Call her next, that meant. Vanessa was less than thrilled. For one thing, Mom still treated her like a baby, and no doubt would till the end of time. For another, Vanessa blamed Mom for breaking up her folks’ marriage. But, if blood was even slightly thicker than water, it needed doing. Otherwise, Dad would have to take care of it himself. He would, too, and then probably get plowed to wash it out of his system.
So she sighed and said, “Right.” Then she added the essentials: “I’m in Camp Constitution. The refugee camps are all over the news, I bet.”
“Yup,” Dad said. “How bad is it?”
“Camp Concentration would be a better name,” she dished. “It sucks.”

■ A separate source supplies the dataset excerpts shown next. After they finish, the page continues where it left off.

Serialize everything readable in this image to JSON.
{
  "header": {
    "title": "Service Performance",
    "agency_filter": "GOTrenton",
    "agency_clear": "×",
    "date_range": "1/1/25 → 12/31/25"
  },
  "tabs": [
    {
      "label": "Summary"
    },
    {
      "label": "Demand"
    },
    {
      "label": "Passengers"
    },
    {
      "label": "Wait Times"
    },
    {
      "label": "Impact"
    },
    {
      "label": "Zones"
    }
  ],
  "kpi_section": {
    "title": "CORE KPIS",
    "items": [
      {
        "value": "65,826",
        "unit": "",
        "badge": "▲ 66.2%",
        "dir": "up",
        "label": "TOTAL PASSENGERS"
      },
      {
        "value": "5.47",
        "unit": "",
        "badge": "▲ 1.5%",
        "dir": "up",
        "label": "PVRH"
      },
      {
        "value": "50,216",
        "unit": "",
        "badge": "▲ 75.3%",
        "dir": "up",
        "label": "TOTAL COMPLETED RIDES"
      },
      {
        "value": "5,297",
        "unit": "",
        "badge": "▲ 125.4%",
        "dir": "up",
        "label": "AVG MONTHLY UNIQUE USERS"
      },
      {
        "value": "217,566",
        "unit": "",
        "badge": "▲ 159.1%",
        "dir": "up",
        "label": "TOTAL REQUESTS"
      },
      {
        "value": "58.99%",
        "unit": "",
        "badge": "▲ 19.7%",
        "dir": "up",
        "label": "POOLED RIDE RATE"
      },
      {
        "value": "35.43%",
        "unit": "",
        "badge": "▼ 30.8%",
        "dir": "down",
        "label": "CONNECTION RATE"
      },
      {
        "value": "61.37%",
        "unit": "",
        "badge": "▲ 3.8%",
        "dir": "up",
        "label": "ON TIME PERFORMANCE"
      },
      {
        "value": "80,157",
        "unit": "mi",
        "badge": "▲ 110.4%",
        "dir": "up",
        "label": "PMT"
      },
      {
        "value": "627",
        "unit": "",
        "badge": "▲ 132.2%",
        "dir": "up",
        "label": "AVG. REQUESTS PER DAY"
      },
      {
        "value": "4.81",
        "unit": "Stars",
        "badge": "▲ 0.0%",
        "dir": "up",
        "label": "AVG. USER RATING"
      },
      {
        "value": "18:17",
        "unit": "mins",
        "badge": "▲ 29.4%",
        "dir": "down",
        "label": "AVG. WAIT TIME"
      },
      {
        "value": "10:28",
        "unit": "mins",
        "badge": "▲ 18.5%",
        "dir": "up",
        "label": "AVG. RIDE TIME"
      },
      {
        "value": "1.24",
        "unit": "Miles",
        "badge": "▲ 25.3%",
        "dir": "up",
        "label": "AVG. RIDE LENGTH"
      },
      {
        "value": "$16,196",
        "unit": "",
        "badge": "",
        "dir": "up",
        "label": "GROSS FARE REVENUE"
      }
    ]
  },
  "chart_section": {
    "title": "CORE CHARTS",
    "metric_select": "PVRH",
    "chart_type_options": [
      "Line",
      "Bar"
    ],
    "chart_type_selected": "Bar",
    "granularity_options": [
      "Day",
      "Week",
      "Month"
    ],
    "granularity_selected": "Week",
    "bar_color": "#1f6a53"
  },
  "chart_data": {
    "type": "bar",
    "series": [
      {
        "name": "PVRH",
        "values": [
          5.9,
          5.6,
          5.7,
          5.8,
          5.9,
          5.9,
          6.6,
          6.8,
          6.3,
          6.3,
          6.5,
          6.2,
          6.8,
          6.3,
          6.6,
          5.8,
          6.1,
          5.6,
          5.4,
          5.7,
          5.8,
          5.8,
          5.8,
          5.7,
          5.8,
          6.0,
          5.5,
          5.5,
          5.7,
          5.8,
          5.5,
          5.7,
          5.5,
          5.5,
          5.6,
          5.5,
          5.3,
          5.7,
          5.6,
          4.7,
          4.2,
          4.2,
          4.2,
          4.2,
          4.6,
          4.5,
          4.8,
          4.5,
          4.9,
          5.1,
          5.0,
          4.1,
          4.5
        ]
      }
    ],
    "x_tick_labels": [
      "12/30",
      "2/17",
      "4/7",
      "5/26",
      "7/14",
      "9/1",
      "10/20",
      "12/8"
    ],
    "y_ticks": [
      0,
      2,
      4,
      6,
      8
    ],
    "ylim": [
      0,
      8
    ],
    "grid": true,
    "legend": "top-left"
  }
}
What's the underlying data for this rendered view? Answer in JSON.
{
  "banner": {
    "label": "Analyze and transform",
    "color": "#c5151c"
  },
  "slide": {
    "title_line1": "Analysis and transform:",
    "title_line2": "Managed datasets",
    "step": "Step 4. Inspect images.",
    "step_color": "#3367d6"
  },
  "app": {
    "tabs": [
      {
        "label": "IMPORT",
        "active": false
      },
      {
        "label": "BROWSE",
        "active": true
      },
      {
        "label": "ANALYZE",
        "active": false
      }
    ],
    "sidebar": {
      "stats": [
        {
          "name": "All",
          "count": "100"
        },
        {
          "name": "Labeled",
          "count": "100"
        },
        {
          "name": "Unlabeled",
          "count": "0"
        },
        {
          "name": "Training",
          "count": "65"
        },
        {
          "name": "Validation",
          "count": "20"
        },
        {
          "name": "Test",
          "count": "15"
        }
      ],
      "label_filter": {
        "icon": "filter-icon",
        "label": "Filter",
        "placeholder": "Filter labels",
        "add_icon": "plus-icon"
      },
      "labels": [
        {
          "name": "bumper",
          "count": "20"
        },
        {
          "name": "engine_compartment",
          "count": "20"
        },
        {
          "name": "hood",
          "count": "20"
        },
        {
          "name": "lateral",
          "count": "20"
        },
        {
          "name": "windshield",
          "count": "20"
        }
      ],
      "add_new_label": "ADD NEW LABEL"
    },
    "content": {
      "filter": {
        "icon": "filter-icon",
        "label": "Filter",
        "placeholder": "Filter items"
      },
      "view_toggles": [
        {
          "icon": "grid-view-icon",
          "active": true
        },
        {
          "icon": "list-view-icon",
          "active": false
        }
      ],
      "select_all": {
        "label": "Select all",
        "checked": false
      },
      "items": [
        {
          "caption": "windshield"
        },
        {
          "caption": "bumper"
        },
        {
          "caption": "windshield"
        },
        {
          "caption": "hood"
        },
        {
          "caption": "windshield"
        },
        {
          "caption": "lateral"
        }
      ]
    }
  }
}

He wasn’t impressed. She might have known he wouldn’t be. “They’re swamped,” he said. He wasn’t here, either, or he wouldn’t have added, “I’m sure they’re trying as hard as they can.”
“My ass!” Vanessa said, and then, quickly, “Listen, I’m gonna go, and save my battery. You wouldn’t believe what a hassle recharging is, and that’s almost the only electricity here.” He might have said good-bye, but she didn’t wait to hear.
Mom said, “Oh, thank God!” and burst into tears when Vanessa called. Vanessa kept the call even shorter than the one to her father. Again, hanging up was a relief.
After that, Rob. She got his voicemail. He’d updated it to include gigs in Maine, so she figured he was up there. Denver winter was bad enough. Maine was bound to be worse. She left a message and called Marshall.